Pubblicato sulla rivista PLOS Biologia e rappresenta cinque anni di lavoro, i ricercatori dell'Istituto di Biologia Integrativa hanno completato uno dei più grandi studi comparativi sull'espressione genica batterica fino ad oggi.
Salmonellosi non tifoide invasiva (iNTS) si verifica quando Salmonella batteri, che normalmente causano malattie gastrointestinali, entrare nel flusso sanguigno e diffondersi attraverso il corpo umano. L'epidemia africana di iNTS è causata da una variante di Salmonella Typhimurium (ST313) che è resistente agli antibiotici e colpisce generalmente individui con un sistema immunitario indebolito dalla malaria o dall'HIV.
"Sebbene i genomi dell'Africa e del mondo S. Typhimurium sono identici al 95%, il restante 5% è molto diverso, " spiega l'autore dello studio, il dott. Rocío Canals Alvarez. "La maggior parte di queste differenze non causa cambiamenti nell'espressione genica, ma dobbiamo identificare le alterazioni genetiche che influenzano l'espressione genica e potrebbero influenzare l'esito di un'infezione batterica nell'uomo".
Per scoprire queste differenze genetiche chiave, i ricercatori hanno effettuato un approccio trascrittomico comparativo su larga scala tra i letali africani Salmonella e la comune versione "globale" che causa la gastroenterite.
I ricercatori sono cresciuti ciascuno dei Salmonella ceppi in 16 modi diversi che rappresentavano diverse fasi del processo di infezione umana. Hanno anche isolato la Salmonella dai macrofagi di topo, cellule immunitarie utilizzate dai batteri per dirottare l'ospite durante l'infezione.
Indagando sul trascrittoma africano e globale S. Typhimurium in queste diverse condizioni, hanno scoperto che 677 geni e piccoli RNA erano espressi in modo diverso tra i due ceppi.

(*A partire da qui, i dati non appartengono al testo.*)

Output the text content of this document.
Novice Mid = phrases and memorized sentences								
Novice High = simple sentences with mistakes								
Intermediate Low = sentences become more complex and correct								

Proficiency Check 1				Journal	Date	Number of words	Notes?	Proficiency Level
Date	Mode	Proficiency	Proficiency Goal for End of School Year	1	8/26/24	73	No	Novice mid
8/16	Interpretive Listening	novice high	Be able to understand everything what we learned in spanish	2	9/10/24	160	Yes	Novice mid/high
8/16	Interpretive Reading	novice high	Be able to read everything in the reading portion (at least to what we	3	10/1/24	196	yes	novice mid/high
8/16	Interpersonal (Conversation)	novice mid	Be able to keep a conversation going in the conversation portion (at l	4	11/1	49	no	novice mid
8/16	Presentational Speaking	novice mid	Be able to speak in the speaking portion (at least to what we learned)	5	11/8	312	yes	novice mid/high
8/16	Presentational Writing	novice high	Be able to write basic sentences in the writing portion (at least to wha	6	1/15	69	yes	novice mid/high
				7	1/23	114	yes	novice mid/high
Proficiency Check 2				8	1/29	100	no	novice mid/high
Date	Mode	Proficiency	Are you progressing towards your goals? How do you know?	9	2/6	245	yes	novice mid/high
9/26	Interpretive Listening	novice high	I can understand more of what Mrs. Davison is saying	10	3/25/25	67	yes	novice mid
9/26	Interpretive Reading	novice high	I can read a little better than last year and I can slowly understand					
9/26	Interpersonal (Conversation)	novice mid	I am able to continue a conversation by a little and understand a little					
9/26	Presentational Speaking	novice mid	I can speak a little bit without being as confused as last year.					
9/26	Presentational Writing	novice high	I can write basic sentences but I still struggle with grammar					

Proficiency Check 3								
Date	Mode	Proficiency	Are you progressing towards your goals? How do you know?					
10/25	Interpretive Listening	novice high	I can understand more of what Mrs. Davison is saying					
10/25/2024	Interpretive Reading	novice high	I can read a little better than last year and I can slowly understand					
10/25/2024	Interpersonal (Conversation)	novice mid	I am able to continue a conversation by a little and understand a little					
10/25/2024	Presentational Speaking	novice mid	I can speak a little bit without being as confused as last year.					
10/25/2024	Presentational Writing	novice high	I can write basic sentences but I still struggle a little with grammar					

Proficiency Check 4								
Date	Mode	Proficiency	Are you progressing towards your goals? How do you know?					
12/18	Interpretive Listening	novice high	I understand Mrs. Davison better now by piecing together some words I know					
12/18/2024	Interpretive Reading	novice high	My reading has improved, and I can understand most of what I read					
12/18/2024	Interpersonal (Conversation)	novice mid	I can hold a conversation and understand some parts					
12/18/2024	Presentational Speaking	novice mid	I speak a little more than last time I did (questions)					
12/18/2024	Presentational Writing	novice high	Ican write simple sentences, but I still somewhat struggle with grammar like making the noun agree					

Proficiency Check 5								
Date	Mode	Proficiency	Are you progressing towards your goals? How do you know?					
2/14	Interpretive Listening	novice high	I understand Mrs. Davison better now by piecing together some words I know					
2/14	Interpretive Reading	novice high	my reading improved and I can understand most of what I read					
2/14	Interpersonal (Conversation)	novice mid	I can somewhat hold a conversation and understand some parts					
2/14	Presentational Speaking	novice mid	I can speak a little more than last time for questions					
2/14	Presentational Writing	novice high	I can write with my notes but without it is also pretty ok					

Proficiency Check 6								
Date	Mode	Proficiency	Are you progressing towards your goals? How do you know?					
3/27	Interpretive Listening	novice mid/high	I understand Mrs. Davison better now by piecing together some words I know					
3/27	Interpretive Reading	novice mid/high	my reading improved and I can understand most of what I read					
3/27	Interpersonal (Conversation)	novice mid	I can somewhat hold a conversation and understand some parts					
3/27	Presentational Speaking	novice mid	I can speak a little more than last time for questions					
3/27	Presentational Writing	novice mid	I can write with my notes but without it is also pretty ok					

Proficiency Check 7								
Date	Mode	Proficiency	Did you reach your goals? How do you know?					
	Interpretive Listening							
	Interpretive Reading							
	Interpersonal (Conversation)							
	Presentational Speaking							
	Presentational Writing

Un approccio proteomico parallelo ha identificato le differenze di espressione genica che hanno portato ad alterazioni a livello delle proteine. Due esperimenti di prova del principio hanno rivelato la base genetica di un difetto metabolico della Salmonella africana e scoperto un nuovo sistema di mantenimento dei plasmidi batterici.
Per consentire ai ricercatori di tutto il mondo di lavorare con le nuove informazioni, i nuovi dati sono presentati in uno strumento online di facile utilizzo chiamato
"Questo studio porta il potere della trascrittomica a un nuovo livello per un batterio. Il nostro approccio "trascrittomico funzionale" è rilevante per un vasto pubblico e può essere applicato a molti altri organismi. La pipeline analitica e gli aspetti delle risorse dei dati della comunità sono generici e potrebbero ispirare gli altri a utilizzare un approccio simile per rispondere alle loro domande di ricerca, " aggiunge il professor Jay Hinton, che ha condotto lo studio.